On the basis of this method, Mooijman et al. developed a genome-wide detection method for 5hmC on a single cell. In this method, researchers replaced biotinylated ligands with cell specific barcode sequences, Illumania 5 '- ligands, and T7 promoters. Glucosylated DNA is transcribed in vitro for sequencing. The obtained RNA was interrupted and integrated into the RNA sequencing library (Figure 7).
Conclusion
Due to the progress of epigenetic research and the correlation between epigenetic changes and several non communicable diseases, reliable quantitative DNA methylation profiling analysis is becoming increasingly important. In the past 30 years, the technology for studying DNA methylation changes has steadily developed, and its research methods have evolved from global DNA methylation research that initially ignored local changes to reliable quantitative methylation analysis for a specific gene or genomic region. The current research methods for analyzing DNA methylation changes at the CpG resolution level at the whole genome scale have also gradually matured.

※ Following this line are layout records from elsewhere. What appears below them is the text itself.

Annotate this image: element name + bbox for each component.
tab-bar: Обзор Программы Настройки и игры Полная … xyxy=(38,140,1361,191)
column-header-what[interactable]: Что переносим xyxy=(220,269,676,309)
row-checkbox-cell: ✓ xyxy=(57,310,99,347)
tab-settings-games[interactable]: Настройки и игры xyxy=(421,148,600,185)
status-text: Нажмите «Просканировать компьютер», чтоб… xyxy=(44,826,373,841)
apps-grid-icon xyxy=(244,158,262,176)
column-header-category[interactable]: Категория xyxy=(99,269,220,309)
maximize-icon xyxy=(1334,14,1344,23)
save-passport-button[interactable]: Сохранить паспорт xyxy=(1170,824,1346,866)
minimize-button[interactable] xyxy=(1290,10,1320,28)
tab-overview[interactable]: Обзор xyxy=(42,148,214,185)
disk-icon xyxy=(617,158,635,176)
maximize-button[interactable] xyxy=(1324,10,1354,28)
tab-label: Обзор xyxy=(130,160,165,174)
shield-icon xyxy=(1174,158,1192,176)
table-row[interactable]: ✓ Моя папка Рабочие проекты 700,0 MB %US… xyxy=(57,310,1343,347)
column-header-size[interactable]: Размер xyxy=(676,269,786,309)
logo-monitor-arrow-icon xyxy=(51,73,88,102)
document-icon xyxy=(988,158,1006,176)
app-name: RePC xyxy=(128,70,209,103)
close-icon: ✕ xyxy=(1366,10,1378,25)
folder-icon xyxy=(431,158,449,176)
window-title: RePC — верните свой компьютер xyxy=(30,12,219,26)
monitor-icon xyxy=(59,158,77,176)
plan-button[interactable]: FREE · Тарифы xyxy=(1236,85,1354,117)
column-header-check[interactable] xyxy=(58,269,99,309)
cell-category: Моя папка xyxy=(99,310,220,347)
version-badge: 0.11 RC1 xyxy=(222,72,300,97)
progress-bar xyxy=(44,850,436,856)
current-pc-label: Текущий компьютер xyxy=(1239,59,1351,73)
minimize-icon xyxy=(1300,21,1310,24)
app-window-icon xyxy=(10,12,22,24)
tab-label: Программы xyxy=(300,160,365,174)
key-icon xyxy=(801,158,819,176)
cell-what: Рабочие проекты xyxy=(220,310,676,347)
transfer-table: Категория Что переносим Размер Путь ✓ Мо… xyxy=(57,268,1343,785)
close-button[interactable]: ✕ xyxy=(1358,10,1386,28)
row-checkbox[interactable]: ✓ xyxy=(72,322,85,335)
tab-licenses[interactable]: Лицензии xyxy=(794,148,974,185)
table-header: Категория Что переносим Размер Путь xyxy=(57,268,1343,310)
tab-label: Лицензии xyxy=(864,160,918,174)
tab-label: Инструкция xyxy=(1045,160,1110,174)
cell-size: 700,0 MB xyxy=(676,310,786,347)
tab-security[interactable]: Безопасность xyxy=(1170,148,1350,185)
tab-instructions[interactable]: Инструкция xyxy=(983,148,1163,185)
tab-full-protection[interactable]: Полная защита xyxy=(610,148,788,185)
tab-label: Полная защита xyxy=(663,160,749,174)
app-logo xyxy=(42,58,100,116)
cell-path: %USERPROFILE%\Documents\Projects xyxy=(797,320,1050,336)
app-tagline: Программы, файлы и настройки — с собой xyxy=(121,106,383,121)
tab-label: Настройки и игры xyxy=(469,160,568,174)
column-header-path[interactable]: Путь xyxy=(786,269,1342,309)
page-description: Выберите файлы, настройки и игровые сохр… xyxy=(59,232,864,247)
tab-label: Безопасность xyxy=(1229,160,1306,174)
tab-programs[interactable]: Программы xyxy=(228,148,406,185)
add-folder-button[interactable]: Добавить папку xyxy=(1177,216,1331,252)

Especially in recent years, with the explosive development of sequencing technology, the cost of DNA methylation research based on DNA sequencing technology has been greatly reduced, making research on DNA methylation increasingly popular in laboratories worldwide. It can be foreseen that in the near future, with the further reduction of sequencing costs, analyzing all CpG loci in the entire genome will become feasible. However, selecting methods for a specific research topic remains a significant challenge. Recent reviews have specifically compared the characteristics of DNA methylation research techniques, such as computer algorithms for predicting appropriate experimental methods (Fig 8).
However, its challenges are also evident. With the massive production of data, bioinformatics analysis has become essential, especially for genome scale research. At present, the focus of epigenetic research is on the molecular mechanisms of diseases and reproductive developmental biology. The cost reduction of analytical methods has enabled methylation research to be widely applied not only in these popular fields, but also in other fields of biology and more model organisms. In addition, the reduction in costs has also led to an increase in the sample size for analysis, resulting in higher quality data that is more conducive to comparing epigenetic states.